Une réflexion, entendue sur France Info ce matin, m’amène à écrire cet article : l’accident de Challenger en janvier 1986 serait du… au froid. Un mensonge en relation au report du lancement de la NASA à cause de la météo. Un peu comme des accidents de la route causés par le brouillard (et pas par l’imprudence de certains conducteurs). Un peu léger comme analyse.

Challenger, Janvier 1986

Cet article de Wikipedia explique clairement, me semble-t-il, les raisons réelles de ce drame. Si le froid est incontestablement un élément de contexte décisif, ce n’est certainement pas la véritable cause. Plutôt que de paraphraser l’article dito (que je vous laisse le soin de lire) je résumerais en quelques phrases.

Un réservoir de la navette était étanchéifié par un joint torique en caoutchouc. Les ingénieurs savaient depuis une dizaine d’années que cela était problématique en cas de froid : le caoutchouc perd sa plasticité (ce qui n’est tout de même pas un fait extraordinaire…). Or, lors de la réunion de “go/nogo” avant le lancement, l’Ingénieur en chef a alerté sur ce problème sans être entendu. Était-ce le manque de clarté de l’explication (ce n’est pourtant pas très compliqué à comprendre…) ou bien l’entêtement “business” du chef de mission… ? Le fait est que, malgré ces avertissements, la décision – fatale – fut un “go”. Et 73 secondes après le décollage, la navette explose : 7 morts.

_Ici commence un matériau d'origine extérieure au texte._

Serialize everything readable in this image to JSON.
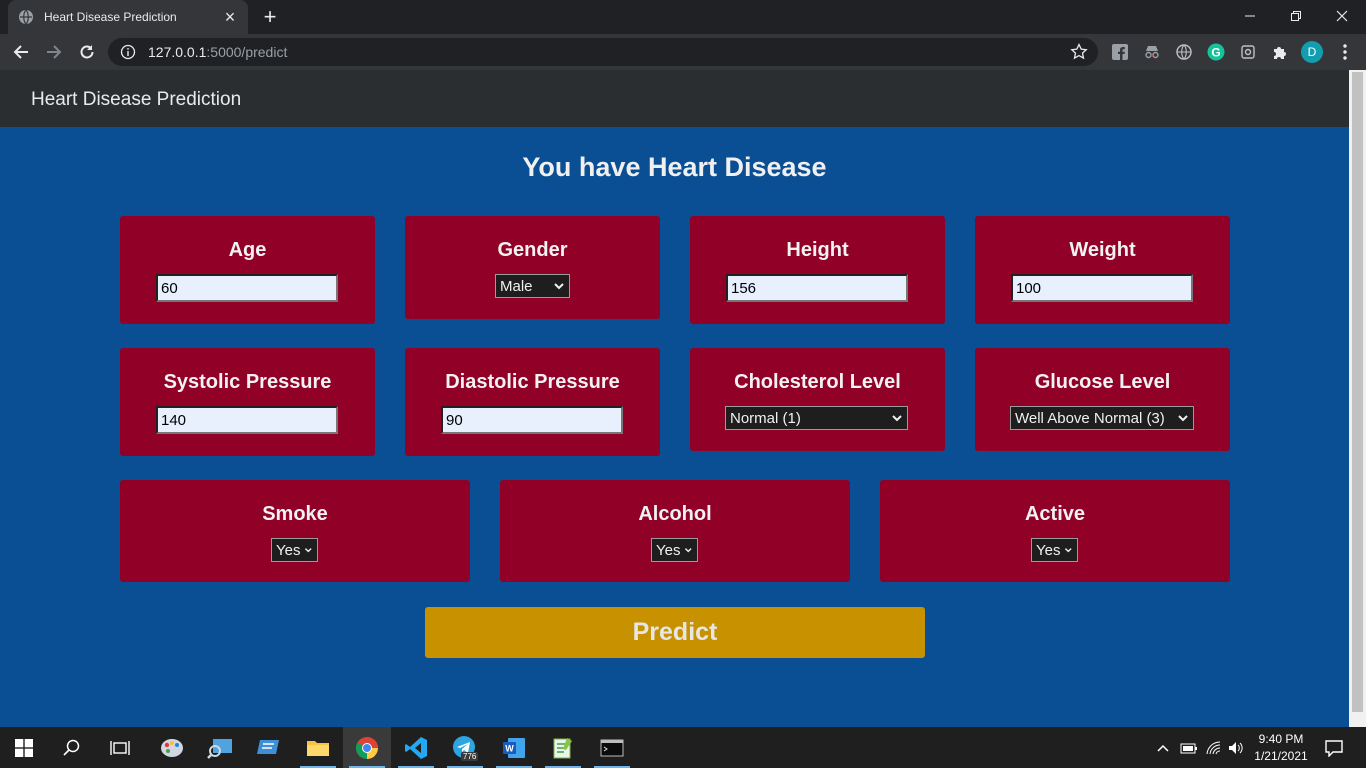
{
  "browser": {
    "tab_title": "Heart Disease Prediction",
    "url_host": "127.0.0.1",
    "url_rest": ":5000/predict",
    "profile_initial": "D"
  },
  "page": {
    "brand": "Heart Disease Prediction",
    "result": "You have Heart Disease",
    "fields": {
      "age": {
        "label": "Age",
        "value": "60"
      },
      "gender": {
        "label": "Gender",
        "value": "Male"
      },
      "height": {
        "label": "Height",
        "value": "156"
      },
      "weight": {
        "label": "Weight",
        "value": "100"
      },
      "systolic": {
        "label": "Systolic Pressure",
        "value": "140"
      },
      "diastolic": {
        "label": "Diastolic Pressure",
        "value": "90"
      },
      "cholesterol": {
        "label": "Cholesterol Level",
        "value": "Normal (1)"
      },
      "glucose": {
        "label": "Glucose Level",
        "value": "Well Above Normal (3)"
      },
      "smoke": {
        "label": "Smoke",
        "value": "Yes"
      },
      "alcohol": {
        "label": "Alcohol",
        "value": "Yes"
      },
      "active": {
        "label": "Active",
        "value": "Yes"
      }
    },
    "predict_label": "Predict"
  },
  "taskbar": {
    "telegram_badge": "776",
    "time": "9:40 PM",
    "date": "1/21/2021"
  },
  "colors": {
    "page_bg": "#0a4f94",
    "card_bg": "#900027",
    "button_bg": "#c79100",
    "navbar_bg": "#2b2e31"
  }
}
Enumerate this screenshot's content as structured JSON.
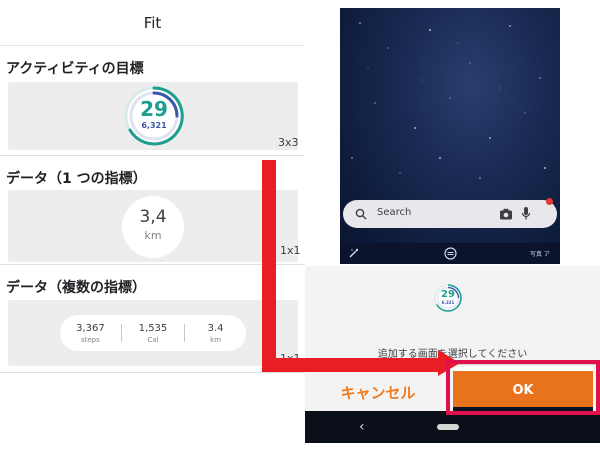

Cette histoire réelle est en relation avec l’agile : l’auto-organisation de l’équipe passe par un changement dans les prises de décision : de l’autorité (par exemple le plus haut salaire dans la salle) à l’information et la compétence.

Quelles sont les conséquences de décisions prises sans tenir compte de l’avis des “sachants” ?

Je vous suggère de visionner cette animation de 10 minutes : La capacité d”excellence selon David Marquet – utilisée par exemple dans les formations SAFe. Ou bien ce principe de décentralisation, qui me semble être une étape aujourd’hui accessible dans les organisation.

En dernière analyse, ce sont nos valeurs qui priment. Qu’est-ce qui est important ? (La réponse constitue nos valeurs). Et une question sous-jacente : d’où viennent nos valeurs ? Sommes-nous encore aujourd’hui en accord avec elles ?

Car elles guident nos décisions et nos actions.